Looks like there's no easy way of doing this without passing the TGT to Hadoop, so I am going to try the following method by passing the TGT as string via job config map to Hadoop (String only), and convert the string back to TGT object when the job runs in Hadoop. The concern is I am going to pass the credentials over the network, which is not a best practice and one of the very reasons Hadoop didn't pass Kerberos around for security. If I could re-use the reformed TGT passed to Hadoop to get the service tickets, I will try to encrypt the TGT string as much as possible to avoid security issues.

So before starting a job in the local machine, the code would be like:

import sun.security.krb5.Credentials;  

Credentials tgt = Credentials.acquireTGTFromCache(null, null); // Make sure kinit is done before this

String tgtStr = tgt.convertToJsonString(); //Need to implement this

Job job = new Job("Test");
JobConf jobConf = job.getJobConf();
jobConf.set("tgtStr", tgtStr);
job.addTask(Test.class, "run", null);
job.submit();
job.waitForCompletion(true);

Then the function in the job for Hadoop to run would be like:

Configuration conf = TaskContext.get().getConfiguration();
String tgtStr = conf.get("tgtStr");
Credentials tgt = reformTGTFromString(tgtStr);//Need to implement this
Credentials serviceTicket = Credentials.acquireServiceCreds(servicePrincipal, tgt); //This is to get any service ticket

So I need to implement two function to stream TGT object (Credentials.class) to string and then reform it back to object.

Anyone knows a better solution for this? Thanks.

3
By disassembling the Credentials fields and convert them to Strings using Base64 encoder, form a JSON string and pass it to Hadoop using config map or distributed cache suggested by RVM, and then reform the Credentials object in the job running on Hadoop, I can get back the Kerberos TGT and successfully get any service tickets using it. So this method works, and the only thing here needs to be very cautious is the encryption of the keys that are passed over network.Drawyan
I know this is quite old, but with Java 8 now supporting Constrained Delegation (S4U); it may be possible to pass just a service ticket to Hadoop and then with the appropriately configured account request tickets to specific services.

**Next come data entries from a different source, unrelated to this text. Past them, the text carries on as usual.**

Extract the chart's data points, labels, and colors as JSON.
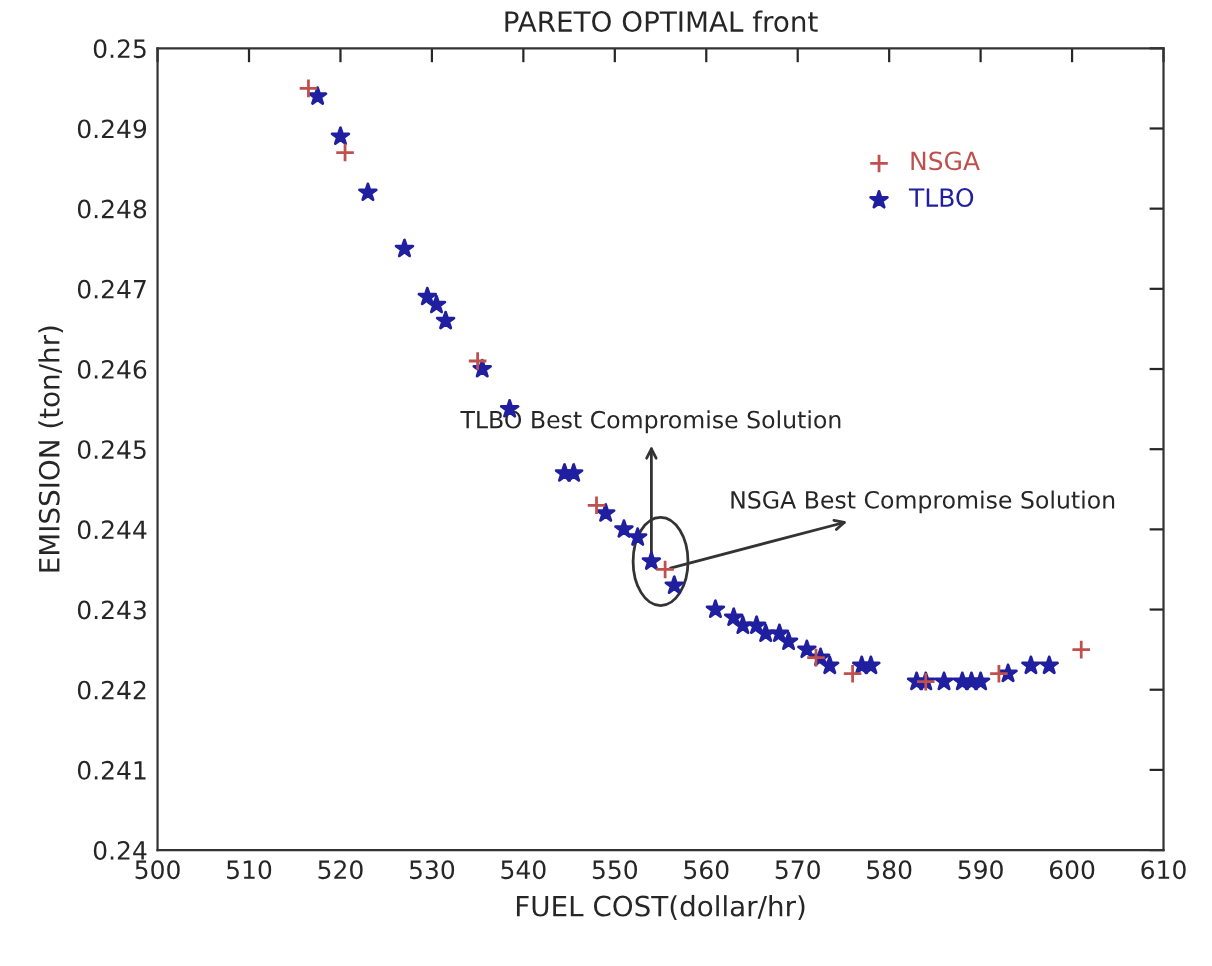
{
  "chart_data": {
    "type": "scatter",
    "title": "PARETO OPTIMAL front",
    "xlabel": "FUEL COST(dollar/hr)",
    "ylabel": "EMISSION (ton/hr)",
    "xlim": [
      500,
      610
    ],
    "xticks": [
      500,
      510,
      520,
      530,
      540,
      550,
      560,
      570,
      580,
      590,
      600,
      610
    ],
    "ylim": [
      0.24,
      0.25
    ],
    "yticks": [
      0.24,
      0.241,
      0.242,
      0.243,
      0.244,
      0.245,
      0.246,
      0.247,
      0.248,
      0.249,
      0.25
    ],
    "grid": false,
    "legend": "top right",
    "series": [
      {
        "name": "NSGA",
        "color": "#c0504d",
        "marker": "cross",
        "x": [
          516.5,
          520.5,
          535,
          548,
          555.5,
          572,
          576,
          584,
          592,
          601
        ],
        "values": [
          0.2495,
          0.2487,
          0.2461,
          0.2443,
          0.2435,
          0.2424,
          0.2422,
          0.2421,
          0.2422,
          0.2425
        ]
      },
      {
        "name": "TLBO",
        "color": "#1f1fa0",
        "marker": "star",
        "x": [
          517.5,
          520,
          523,
          527,
          529.5,
          530.5,
          531.5,
          535.5,
          538.5,
          544.5,
          545.5,
          549,
          551,
          552.5,
          554,
          556.5,
          561,
          563,
          564,
          565.5,
          566.5,
          568,
          569,
          571,
          572.5,
          573.5,
          577,
          578,
          583,
          584,
          586,
          588,
          589,
          590,
          593,
          595.5,
          597.5
        ],
        "values": [
          0.2494,
          0.2489,
          0.2482,
          0.2475,
          0.2469,
          0.2468,
          0.2466,
          0.246,
          0.2455,
          0.2447,
          0.2447,
          0.2442,
          0.244,
          0.2439,
          0.2436,
          0.2433,
          0.243,
          0.2429,
          0.2428,
          0.2428,
          0.2427,
          0.2427,
          0.2426,
          0.2425,
          0.2424,
          0.2423,
          0.2423,
          0.2423,
          0.2421,
          0.2421,
          0.2421,
          0.2421,
          0.2421,
          0.2421,
          0.2422,
          0.2423,
          0.2423
        ]
      }
    ],
    "annotations": [
      {
        "text": "TLBO Best Compromise Solution",
        "x": 554,
        "y": 0.2436
      },
      {
        "text": "NSGA Best Compromise Solution",
        "x": 555.5,
        "y": 0.2435
      }
    ]
  }
}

Java 8 - S4UTheNorthWes

3 Answers

2
votes

Please see the design at http://carfield.com.hk:8080/document/distributed/hadoop-security-design.pdf , if you have not done so already.

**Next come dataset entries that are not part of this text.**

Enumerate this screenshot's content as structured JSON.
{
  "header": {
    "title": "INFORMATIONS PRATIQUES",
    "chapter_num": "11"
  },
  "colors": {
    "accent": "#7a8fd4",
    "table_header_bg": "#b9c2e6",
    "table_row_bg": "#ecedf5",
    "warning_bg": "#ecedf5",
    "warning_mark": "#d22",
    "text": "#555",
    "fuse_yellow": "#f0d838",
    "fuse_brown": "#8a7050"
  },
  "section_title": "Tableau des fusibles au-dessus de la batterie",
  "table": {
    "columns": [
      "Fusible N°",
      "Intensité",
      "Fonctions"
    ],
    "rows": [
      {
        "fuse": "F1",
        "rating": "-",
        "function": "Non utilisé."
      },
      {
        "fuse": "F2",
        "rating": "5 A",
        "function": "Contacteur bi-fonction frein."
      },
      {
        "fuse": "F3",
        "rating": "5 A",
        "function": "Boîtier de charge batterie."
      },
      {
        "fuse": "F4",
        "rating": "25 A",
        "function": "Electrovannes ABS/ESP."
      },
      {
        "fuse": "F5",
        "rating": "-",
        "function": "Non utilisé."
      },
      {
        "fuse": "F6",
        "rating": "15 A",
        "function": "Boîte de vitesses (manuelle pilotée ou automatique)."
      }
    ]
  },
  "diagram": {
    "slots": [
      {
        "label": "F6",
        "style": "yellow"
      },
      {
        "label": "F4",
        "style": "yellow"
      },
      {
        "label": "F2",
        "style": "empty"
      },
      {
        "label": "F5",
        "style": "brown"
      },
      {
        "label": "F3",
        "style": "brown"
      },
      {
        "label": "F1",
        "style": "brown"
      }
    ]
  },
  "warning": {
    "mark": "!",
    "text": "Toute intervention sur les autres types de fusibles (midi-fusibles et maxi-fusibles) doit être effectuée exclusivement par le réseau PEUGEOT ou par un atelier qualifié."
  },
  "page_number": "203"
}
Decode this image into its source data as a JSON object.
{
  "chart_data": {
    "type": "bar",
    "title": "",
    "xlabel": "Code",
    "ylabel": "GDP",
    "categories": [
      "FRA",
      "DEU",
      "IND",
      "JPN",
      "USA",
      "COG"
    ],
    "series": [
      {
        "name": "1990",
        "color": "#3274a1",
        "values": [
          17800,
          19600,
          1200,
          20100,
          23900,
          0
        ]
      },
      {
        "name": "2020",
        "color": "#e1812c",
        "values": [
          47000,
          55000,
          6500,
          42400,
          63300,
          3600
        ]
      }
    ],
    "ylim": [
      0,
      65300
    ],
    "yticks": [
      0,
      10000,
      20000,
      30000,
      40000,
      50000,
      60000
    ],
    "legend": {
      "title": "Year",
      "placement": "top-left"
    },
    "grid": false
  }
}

Or is it possible to use the delegation token reform TGT? No, the delegation tokens are issued by Hadoop name node and while it is based on the Kerberos authentication, it is independent and you can not derive the Kerberos TGT from it.

In the original design, we considered using solely Kerberos(without any additional tokens), which would have made your plan easy but decided against it for these reasons:

Performance:

  • Thousands of M/R tasks may need to get the Kerberos tickets at the same time
  • Kerberos credentials need to be renewed before the expiry For scheduled jobs, this will be an issue
  • Delegation tokens don’t depend on Kerberos and can be coupled with non-Kerberos authentication mechanisms- (such as SSL) used at the edge.

In your case, you can use a private distributed cache and send the forwardable TGT. I think this will be OK but need to think about it some more. Obviously you need to make sure your implementation is secure, that your tickets have minimally necessary lifetime, IP channel bindings are used if possible and restrict the use of tickets only to authorized processes.

2
votes

By disassembling the Credentials fields and convert them to Strings using Base64 encoder, form a JSON string and pass it to Hadoop using config map or distributed cache suggested by RVM, and then reform the Credentials object in the job running on Hadoop, I can get back the Kerberos TGT and successfully get any service tickets using it. So this method works, and the only thing here needs to be very cautious is the encryption of the keys that are passed over network.

1
votes

First of all, your account has to have delegation enabled. The service ticket has to request a forwardable ticket. If that is all true, Hadoop has to retrieve the delegated credential from the GSSContext and construct a new one on behalf of you. With that new TGT it will be able to perform further steps. Use Wireshark to check the ticket for hadoop.